Settling into the chair that sat by the bed’s side, he stared at Lindsay ashen features and silently willed her awake. She had to wake up because he couldn’t live like this, knowing that he’d failed her. He shouldn’t have left her. If only she would open her eyes, Nick would never make that mistake again.
“I hear you’re my daughter’s fiancé.”
Nick jerked out of his chair at that smoothly given comment and turned to face the monster he knew haunted Lindsay’s every move. Only Carl Bryne didn’t look like a monster. From the polish of his shoes to the fit of his obviously hand-tailored suit, Lindsay’s stepfather looked too refined and sophisticated to fit the mold of the villain. Then again, Nick reminded himself, villains came in many forms, even well-spoken, articulate ones.

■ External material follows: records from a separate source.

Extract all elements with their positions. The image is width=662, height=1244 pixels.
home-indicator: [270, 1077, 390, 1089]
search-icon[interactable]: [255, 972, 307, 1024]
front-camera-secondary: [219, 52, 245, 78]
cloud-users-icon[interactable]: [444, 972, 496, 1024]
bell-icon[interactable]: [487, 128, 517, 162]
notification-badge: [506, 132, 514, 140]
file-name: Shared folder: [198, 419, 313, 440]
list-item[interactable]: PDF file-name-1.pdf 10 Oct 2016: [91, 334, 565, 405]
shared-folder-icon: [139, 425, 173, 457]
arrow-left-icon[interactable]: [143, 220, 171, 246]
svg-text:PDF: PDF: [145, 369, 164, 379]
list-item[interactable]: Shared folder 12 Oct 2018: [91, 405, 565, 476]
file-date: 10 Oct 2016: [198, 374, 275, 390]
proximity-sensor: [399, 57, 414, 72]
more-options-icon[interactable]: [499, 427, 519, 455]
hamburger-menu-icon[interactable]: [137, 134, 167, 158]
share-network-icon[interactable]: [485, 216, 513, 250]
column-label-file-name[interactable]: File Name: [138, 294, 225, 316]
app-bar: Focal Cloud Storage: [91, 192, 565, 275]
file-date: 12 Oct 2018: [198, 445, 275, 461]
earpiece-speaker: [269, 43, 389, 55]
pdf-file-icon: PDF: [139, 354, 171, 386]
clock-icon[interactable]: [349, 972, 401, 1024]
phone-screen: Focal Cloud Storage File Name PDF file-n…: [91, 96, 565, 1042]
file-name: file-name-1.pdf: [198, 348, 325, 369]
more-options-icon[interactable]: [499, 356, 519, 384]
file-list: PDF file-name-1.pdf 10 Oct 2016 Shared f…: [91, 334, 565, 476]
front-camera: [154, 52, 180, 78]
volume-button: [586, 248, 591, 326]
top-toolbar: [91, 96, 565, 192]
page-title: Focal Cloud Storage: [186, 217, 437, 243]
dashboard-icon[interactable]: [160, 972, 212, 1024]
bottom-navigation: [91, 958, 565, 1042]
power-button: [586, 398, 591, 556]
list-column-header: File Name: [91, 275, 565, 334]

“I’m Carl Bryne.” Stepping forward to offer Nick a perfectly manicured hand, the man held it there for a second longer than necessary before letting the gesture go. “And I imagine given your reception you believe you know me well.”
“As well as I want to.”
“And more than you ever cared to?” Carl lifted a perfectly groomed brow but the smile that tipped his lips up held a sadness that echoed in the heavy breath of his sigh and the words that came with it. “I have no doubt the kind of tales my daughter has woven for you, or the role she cast me in.”
“Perhaps that’s because her tales are accurate and the role one you made for yourself.” Nick fought to keep his tone as calm and reasonable as Lindsay’s stepfather’s but couldn’t disguise the hard edge of his disgust.